D. Par décision du 28 octobre 2009, la Commission de recours de la Faculté des lettres a rejeté le recours du 17 juin 2009. Elle a considéré ce qui suit :
- le grief concernant la supposée absence d’entrée en matière sur la demande de reconsidération est fondé sur un malentendu lié à une erreur de formulation dans la décision du 5 juin 2009 ;
- aucun des motifs énumérés ne démontre un vice de forme qui soit préjudiciable à la recourante par rapport aux autres étudiants ;
- aucune violation du règlement du 25 octobre 2007, auquel la recourante est soumise, n’a pu être détectée.

E. Continuant d’agir par son mandataire le 30 novembre 2009, A. a déposé auprès de la Commission de recours de l’Université un recours contre la décision du 28 octobre 2009, concluant à ce que la décision attaquée soit annulée, à ce que les décisions d’échec à l’examen pratique du 26 mars 2009 et du 3 avril 2009 soient également annulées et à ce qu’elle soit autorisée à effectuer un nouveau stage pratique et à se présenter à l’examen pratique ES avec la possibilité, au besoin, de le répéter une fois.
A l’appui de ses conclusions, A. reproche d’abord à la décision attaquée d’être insuffisamment motivée, en violation de son droit d’être entendue. Elle reprend ensuite, en les complétant, les critiques déjà émises dans la procédure de recours auprès du Conseil de l’Institut de pédagogie curative en relation avec la violation de diverses règles de procédure régissant en particulier le déroulement du stage dans lequel s’inscrit l’examen pratique et les modalités de répétition de cet examen.

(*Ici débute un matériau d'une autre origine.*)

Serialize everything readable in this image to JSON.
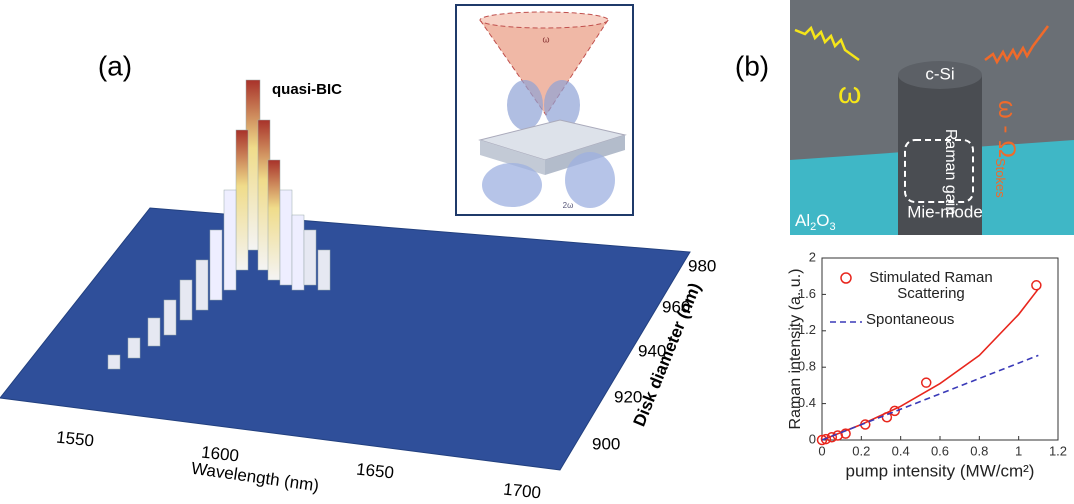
{
  "panel_a": {
    "label": "(a)",
    "annotation": "quasi-BIC",
    "x_axis_label": "Wavelength (nm)",
    "x_ticks": [
      1550,
      1600,
      1650,
      1700
    ],
    "y_axis_label": "Disk diameter (nm)",
    "y_ticks": [
      900,
      920,
      940,
      960,
      980
    ],
    "inset": {
      "top_label": "ω",
      "bottom_label": "2ω"
    }
  },
  "panel_b": {
    "label": "(b)",
    "pump": "ω",
    "material": "c-Si",
    "output": "ω - Ω",
    "output_sub": "Stokes",
    "gain": "Raman gain",
    "mode": "Mie-mode",
    "substrate": "Al",
    "substrate_sub1": "2",
    "substrate_mid": "O",
    "substrate_sub2": "3"
  },
  "chart_data": {
    "type": "scatter",
    "xlabel": "pump intensity (MW/cm²)",
    "ylabel": "Raman intensity (a. u.)",
    "xlim": [
      0,
      1.2
    ],
    "ylim": [
      0,
      2
    ],
    "xticks": [
      0,
      0.2,
      0.4,
      0.6,
      0.8,
      1,
      1.2
    ],
    "yticks": [
      0,
      0.4,
      0.8,
      1.2,
      1.6,
      2
    ],
    "series": [
      {
        "name": "Stimulated Raman Scattering",
        "color": "#e8261d",
        "marker": "circle",
        "x": [
          0,
          0.02,
          0.05,
          0.08,
          0.12,
          0.22,
          0.33,
          0.37,
          0.53,
          1.09
        ],
        "values": [
          0,
          0.01,
          0.03,
          0.05,
          0.07,
          0.17,
          0.25,
          0.32,
          0.63,
          1.7
        ],
        "fit_x": [
          0,
          0.2,
          0.4,
          0.6,
          0.8,
          1,
          1.1
        ],
        "fit_values": [
          0,
          0.17,
          0.37,
          0.62,
          0.93,
          1.38,
          1.66
        ]
      },
      {
        "name": "Spontaneous",
        "color": "#3a3ab8",
        "line_style": "dashed",
        "x": [
          0,
          1.1
        ],
        "values": [
          0,
          0.93
        ]
      }
    ]
  }
}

F. A la suite d’un échange de vues entre le Décanat de la Faculté des lettres et le Président-suppléant de la Commission de recours de l’Université, il a été admis que celle-ci était compétente pour connaître du recours déposé le 30 novembre 2009.

G. Le 19 février 2010, par son Doyen, la Faculté des lettres a déposé sa réponse au recours du 30 novembre 2009, concluant au rejet de celui-ci. Elle y réfute les critiques émises en relation avec le déroulement du stage dans lequel s’inscrit l’examen pratique, en insistant sur le fait que le stage et l’examen pratique sont deux unités d’enseignement indépendantes. Quant aux griefs relatifs aux modalités de répétition de cet examen, elle les conteste également en justifiant la brièveté du délai existant entre la date de l’examen pratique et celle de sa répétition en cas d’échec. Elle termine en affirmant que l’Institut de pédagogie curative est responsable de former des spécialistes compétents et que les capacités démontrées par la recourante lors des examens pratiques ne permettent pas de la diplômer en tant qu’enseignante spécialisée.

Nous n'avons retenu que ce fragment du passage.